There has probably never been a more relevant week to premiere a dissection of whatever's left of the newspaper industry, and the National Theatre of Scotland's eloquently realised cut-up of interviews with 43 main-stage players goes beyond any fears of self-reflexive brow-beating.

While it will never top last week's events at the Leveson Inquiry, when Rupert and James Murdoch were forced to account for their own actions and the culture of newspapers they were in charge of, Enquirer paints a thought-provoking and poignant portrait of a bruised industry being dragged through the mud.

As the audience enter the unused top-floor open-plan office of a real-life media hub, with piles of unsold newspapers used as seats, we're promenaded from desk to desk. It's particularly telling about the state newspapers are in. From morning conference to putting the paper to bed, the story, as related by a fantastic cast of six playing composites of journalistic archetypes, is one of a high-pressure industry in freefall, in which the practitioners, as one subject says, are regarded by the public as "second-class citizens".

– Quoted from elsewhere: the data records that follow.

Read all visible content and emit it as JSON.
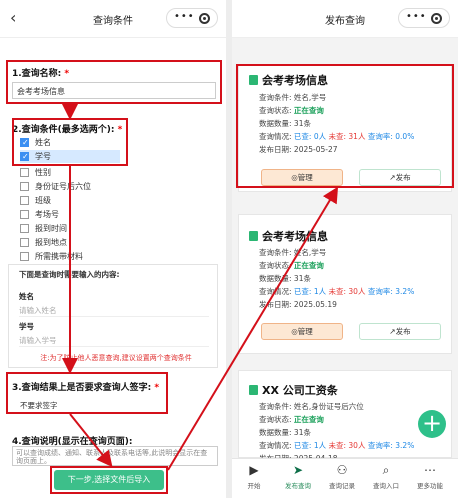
{
  "left": {
    "nav_title": "查询条件",
    "q1": {
      "label": "1.查询名称:",
      "req": "*",
      "value": "会考考场信息"
    },
    "q2": {
      "label": "2.查询条件(最多选两个):",
      "req": "*",
      "options": [
        {
          "label": "姓名",
          "checked": true
        },
        {
          "label": "学号",
          "checked": true
        },
        {
          "label": "性别",
          "checked": false
        },
        {
          "label": "身份证号后六位",
          "checked": false
        },
        {
          "label": "班级",
          "checked": false
        },
        {
          "label": "考场号",
          "checked": false
        },
        {
          "label": "报到时间",
          "checked": false
        },
        {
          "label": "报到地点",
          "checked": false
        },
        {
          "label": "所需携带材料",
          "checked": false
        }
      ]
    },
    "preview": {
      "heading": "下面是查询时需要输入的内容:",
      "f1_label": "姓名",
      "f1_placeholder": "请输入姓名",
      "f2_label": "学号",
      "f2_placeholder": "请输入学号",
      "note": "注:为了防止他人恶意查询,建议设置两个查询条件"
    },
    "q3": {
      "label": "3.查询结果上是否要求查询人签字:",
      "req": "*",
      "value": "不要求签字"
    },
    "q4": {
      "label": "4.查询说明(显示在查询页面):",
      "value": "可以查询成绩、通知、联系人及联系电话等,此说明会显示在查询页面上。"
    },
    "submit": "下一步,选择文件后导入"
  },
  "right": {
    "nav_title": "发布查询",
    "cards": [
      {
        "title": "会考考场信息",
        "cond_label": "查询条件:",
        "cond": "姓名,学号",
        "status_label": "查询状态:",
        "status": "正在查询",
        "count_label": "数据数量:",
        "count": "31条",
        "stat_label": "查询情况:",
        "stat_a": "已查: 0人",
        "stat_b": "未查: 31人",
        "stat_c": "查询率: 0.0%",
        "date_label": "发布日期:",
        "date": "2025-05-27",
        "manage": "管理",
        "publish": "发布"
      },
      {
        "title": "会考考场信息",
        "cond_label": "查询条件:",
        "cond": "姓名,学号",
        "status_label": "查询状态:",
        "status": "正在查询",
        "count_label": "数据数量:",
        "count": "31条",
        "stat_label": "查询情况:",
        "stat_a": "已查: 1人",
        "stat_b": "未查: 30人",
        "stat_c": "查询率: 3.2%",
        "date_label": "发布日期:",
        "date": "2025.05.19",
        "manage": "管理",
        "publish": "发布"
      },
      {
        "title": "XX 公司工资条",
        "cond_label": "查询条件:",
        "cond": "姓名,身份证号后六位",
        "status_label": "查询状态:",
        "status": "正在查询",
        "count_label": "数据数量:",
        "count": "31条",
        "stat_label": "查询情况:",
        "stat_a": "已查: 1人",
        "stat_b": "未查: 30人",
        "stat_c": "查询率: 3.2%",
        "date_label": "发布日期:",
        "date": "2025-04-18"
      }
    ],
    "tabs": [
      "开始",
      "发布查询",
      "查询记录",
      "查询入口",
      "更多功能"
    ]
  }
}
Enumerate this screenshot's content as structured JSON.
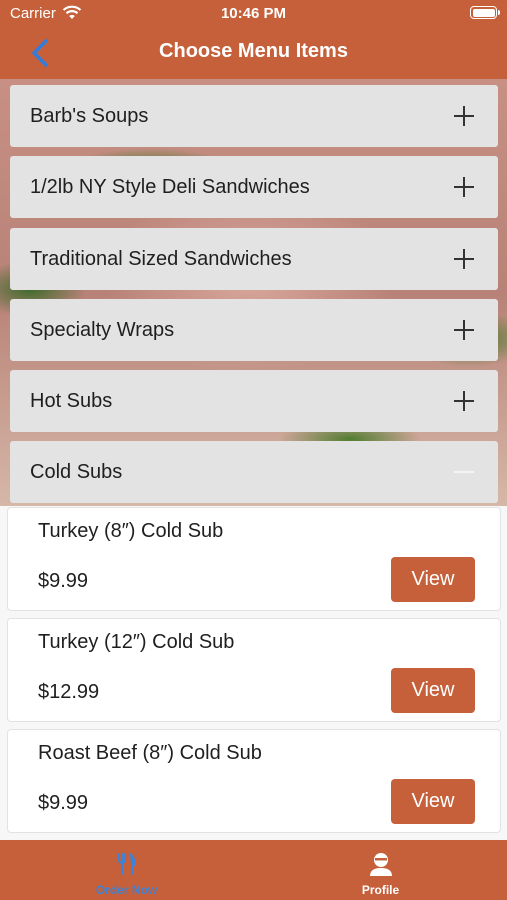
{
  "status_bar": {
    "carrier": "Carrier",
    "time": "10:46 PM"
  },
  "nav": {
    "title": "Choose Menu Items",
    "back_icon": "chevron-left-icon"
  },
  "colors": {
    "accent": "#c5603a",
    "active_tab": "#3b83d9",
    "category_bg": "#e3e3e3"
  },
  "categories": [
    {
      "label": "Barb's Soups",
      "expanded": false
    },
    {
      "label": "1/2lb NY Style Deli Sandwiches",
      "expanded": false
    },
    {
      "label": "Traditional Sized Sandwiches",
      "expanded": false
    },
    {
      "label": "Specialty Wraps",
      "expanded": false
    },
    {
      "label": "Hot Subs",
      "expanded": false
    },
    {
      "label": "Cold Subs",
      "expanded": true
    }
  ],
  "items": [
    {
      "name": "Turkey (8″) Cold Sub",
      "price": "$9.99",
      "button": "View"
    },
    {
      "name": "Turkey (12″) Cold Sub",
      "price": "$12.99",
      "button": "View"
    },
    {
      "name": "Roast Beef (8″) Cold Sub",
      "price": "$9.99",
      "button": "View"
    }
  ],
  "tabs": [
    {
      "label": "Order Now",
      "icon": "utensils-icon",
      "active": true
    },
    {
      "label": "Profile",
      "icon": "person-icon",
      "active": false
    }
  ]
}
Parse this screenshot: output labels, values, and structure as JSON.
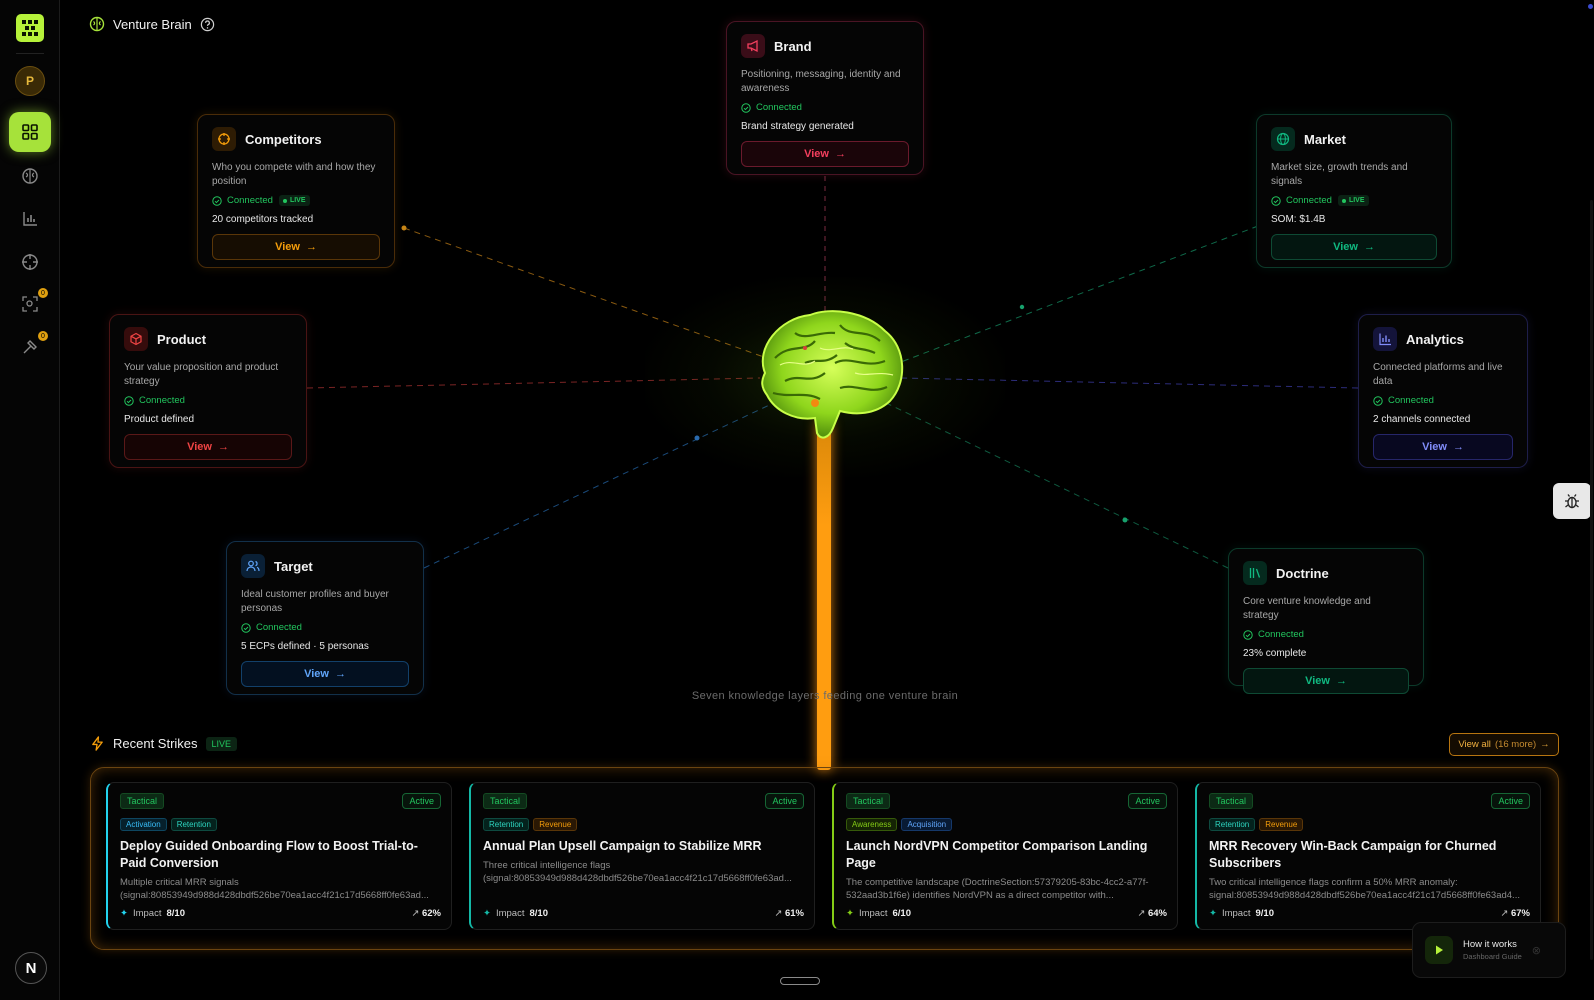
{
  "header": {
    "title": "Venture Brain"
  },
  "sidebar": {
    "avatar_initial": "P",
    "user_initial": "N",
    "badge_1": "0",
    "badge_2": "0"
  },
  "cards": {
    "brand": {
      "title": "Brand",
      "desc": "Positioning, messaging, identity and awareness",
      "status": "Connected",
      "metric": "Brand strategy generated",
      "view": "View"
    },
    "competitors": {
      "title": "Competitors",
      "desc": "Who you compete with and how they position",
      "status": "Connected",
      "live": "LIVE",
      "metric": "20 competitors tracked",
      "view": "View"
    },
    "market": {
      "title": "Market",
      "desc": "Market size, growth trends and signals",
      "status": "Connected",
      "live": "LIVE",
      "metric": "SOM: $1.4B",
      "view": "View"
    },
    "product": {
      "title": "Product",
      "desc": "Your value proposition and product strategy",
      "status": "Connected",
      "metric": "Product defined",
      "view": "View"
    },
    "analytics": {
      "title": "Analytics",
      "desc": "Connected platforms and live data",
      "status": "Connected",
      "metric": "2 channels connected",
      "view": "View"
    },
    "target": {
      "title": "Target",
      "desc": "Ideal customer profiles and buyer personas",
      "status": "Connected",
      "metric": "5 ECPs defined · 5 personas",
      "view": "View"
    },
    "doctrine": {
      "title": "Doctrine",
      "desc": "Core venture knowledge and strategy",
      "status": "Connected",
      "metric": "23% complete",
      "view": "View"
    }
  },
  "tagline": "Seven knowledge layers feeding one venture brain",
  "strikes": {
    "title": "Recent Strikes",
    "live": "LIVE",
    "view_all": "View all",
    "view_all_count": "(16 more)",
    "items": [
      {
        "type": "Tactical",
        "state": "Active",
        "tags": [
          "Activation",
          "Retention"
        ],
        "title": "Deploy Guided Onboarding Flow to Boost Trial-to-Paid Conversion",
        "desc": "Multiple critical MRR signals (signal:80853949d988d428dbdf526be70ea1acc4f21c17d5668ff0fe63ad...",
        "impact_label": "Impact",
        "impact": "8/10",
        "pct": "62%"
      },
      {
        "type": "Tactical",
        "state": "Active",
        "tags": [
          "Retention",
          "Revenue"
        ],
        "title": "Annual Plan Upsell Campaign to Stabilize MRR",
        "desc": "Three critical intelligence flags (signal:80853949d988d428dbdf526be70ea1acc4f21c17d5668ff0fe63ad...",
        "impact_label": "Impact",
        "impact": "8/10",
        "pct": "61%"
      },
      {
        "type": "Tactical",
        "state": "Active",
        "tags": [
          "Awareness",
          "Acquisition"
        ],
        "title": "Launch NordVPN Competitor Comparison Landing Page",
        "desc": "The competitive landscape (DoctrineSection:57379205-83bc-4cc2-a77f-532aad3b1f6e) identifies NordVPN as a direct competitor with...",
        "impact_label": "Impact",
        "impact": "6/10",
        "pct": "64%"
      },
      {
        "type": "Tactical",
        "state": "Active",
        "tags": [
          "Retention",
          "Revenue"
        ],
        "title": "MRR Recovery Win-Back Campaign for Churned Subscribers",
        "desc": "Two critical intelligence flags confirm a 50% MRR anomaly: signal:80853949d988d428dbdf526be70ea1acc4f21c17d5668ff0fe63ad4...",
        "impact_label": "Impact",
        "impact": "9/10",
        "pct": "67%"
      }
    ]
  },
  "how_it_works": {
    "title": "How it works",
    "subtitle": "Dashboard Guide"
  },
  "colors": {
    "accent": "#a6e23a",
    "connected": "#22c55e",
    "brand": "#f43f5e",
    "competitors": "#f59e0b",
    "market": "#10b981",
    "product": "#ef4444",
    "analytics": "#6366f1",
    "target": "#3b82f6",
    "doctrine": "#10b981",
    "beam": "#ff9d10"
  }
}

Shaped by co-directors Vicky Featherstone and John Tiffany with co-editor Andrew O'Hagan from interviews conducted by journalists Paul Flynn, Deborah Orr and Ruth Wishart, the narrative is plain to see. The interviews depicted are vital, with John Bett's study of Times editor Roger Alton a hilarious counterpoint to Billy Riddoch as former Scottish Sun editor Jack Irvine and Maureen Beattie's heartbreaking war reporter Ros Wynne-Jones. Documentary theatre at its devastating best. And that's on the record.